Mais le lundi 4 janvier, Vanessa Baraitser, de la cour criminelle de l’Old Bailey, a tranché : Assange ne sera pas extradé vers les États-Unis. Estimant que la liberté d’expression ne s’opposait pas en principe à une extradition, la juge a préféré retenir l’argument sanitaire.
Détenu aux États-Unis, le lanceur d’alertes serait exposé à une dégradation irrémédiable de son état physique et, atteint de dépression sévère, risquerait de se suicider, comme il l’a d’ailleurs affirmé lui-même il y a quelques mois. Sa sécurité future n’étant pas assurée, il ne peut quitter le territoire britannique.
Les avocats français, britanniques et américains de Julian Assange se sont félicités de cette décision historique. Malgré tout, le jugement du tribunal de l’Old Bailey s’est cantonné au prudent argument de la santé individuelle et n’a pas marqué de précédent dans la défense des libertés.

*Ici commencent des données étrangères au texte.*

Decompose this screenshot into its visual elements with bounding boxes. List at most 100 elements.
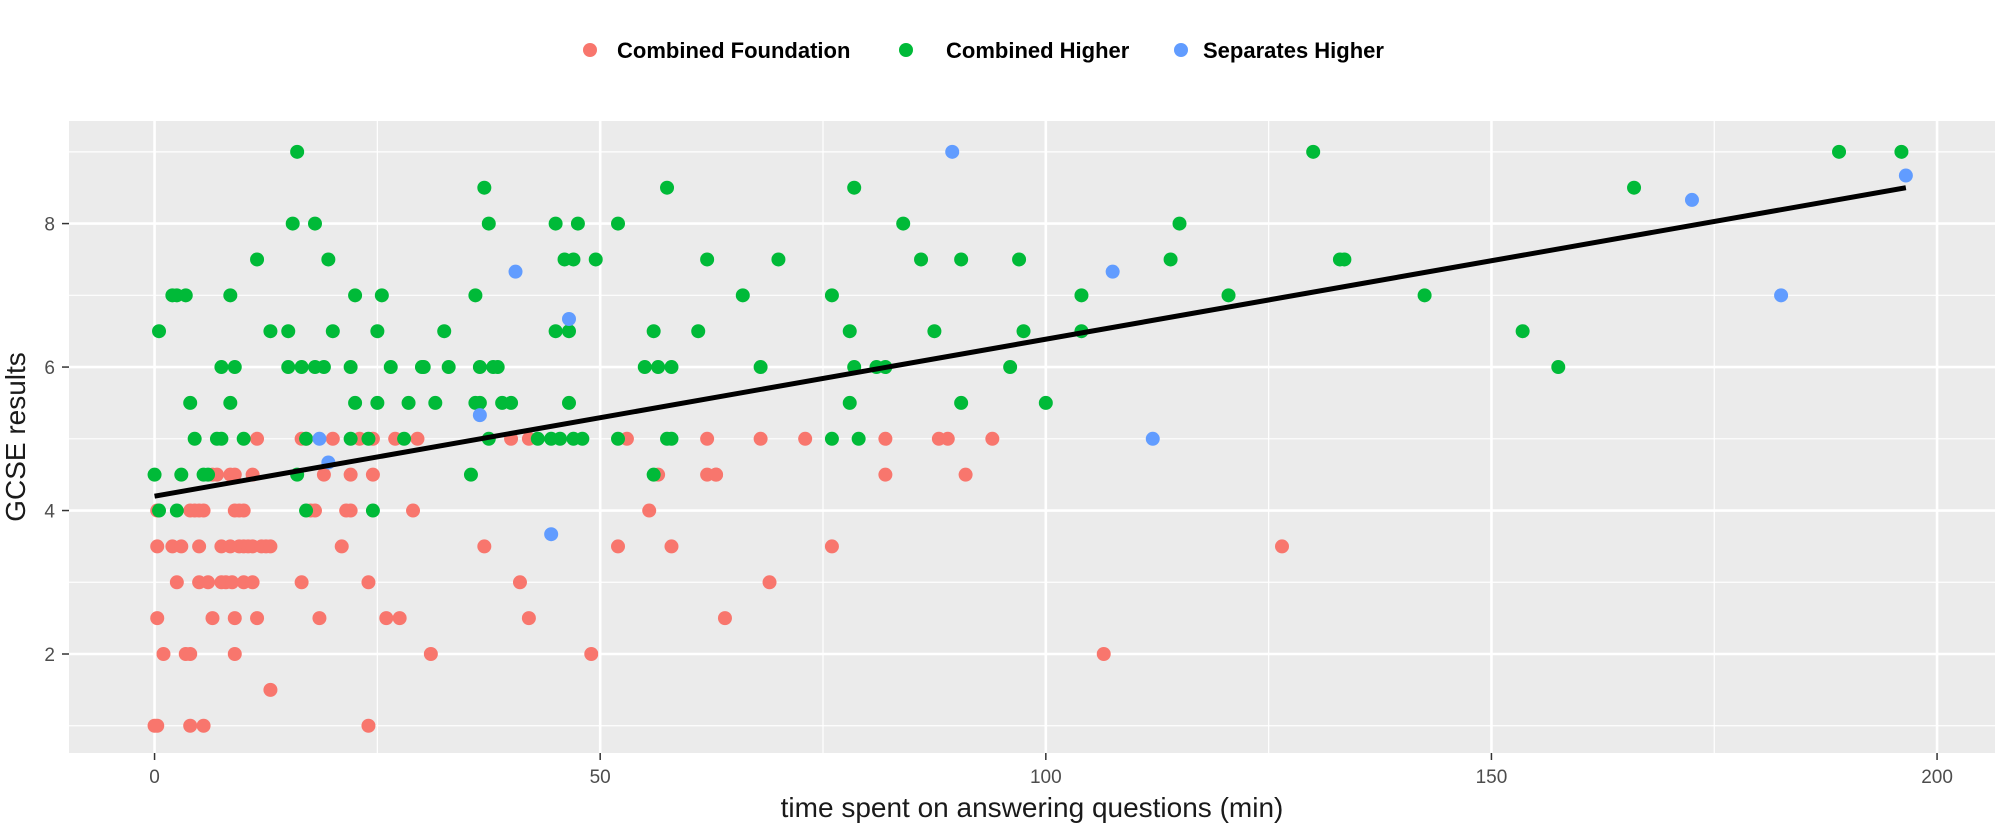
- data-point: [575, 431, 590, 446]
- data-point: [343, 360, 358, 375]
- data-point: [664, 360, 679, 375]
- data-point: [735, 288, 750, 303]
- data-point: [236, 431, 251, 446]
- data-point: [508, 264, 523, 279]
- data-point: [343, 431, 358, 446]
- data-point: [566, 252, 581, 267]
- data-point: [1627, 180, 1642, 195]
- data-point: [263, 539, 278, 554]
- data-point: [250, 252, 265, 267]
- data-point: [1096, 647, 1111, 662]
- data-point: [169, 575, 184, 590]
- data-point: [441, 360, 456, 375]
- data-point: [316, 360, 331, 375]
- data-point: [700, 431, 715, 446]
- legend-swatch-combined-foundation: [583, 43, 597, 57]
- data-point: [561, 311, 576, 326]
- data-point: [940, 431, 955, 446]
- data-point: [584, 647, 599, 662]
- data-point: [1221, 288, 1236, 303]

La raison invoquée par la justice britannique peut certes surprendre, mais elle illustre à merveille la difficulté qu’ont les lanceurs d’alertes de se faire reconnaître dans nos pays occidentaux, peu prompts à défendre les droits fondamentaux quand ceux-ci vont à l’encontre de leurs intérêts.
En attendant que les États-Unis fassent appel de cette décision, comme ils l’ont annoncé, Julian Assange est retourné en prison. Il pourrait être libéré sous caution dans les prochaines semaines. Entre-temps, le nouveau président américain, qui prêtera serment le 20 janvier, lui accordera-t-il l’amnistie ? La saga judiciaire du hacker australien, pourfendeur des crimes étatiques, nous réserve encore des surprises.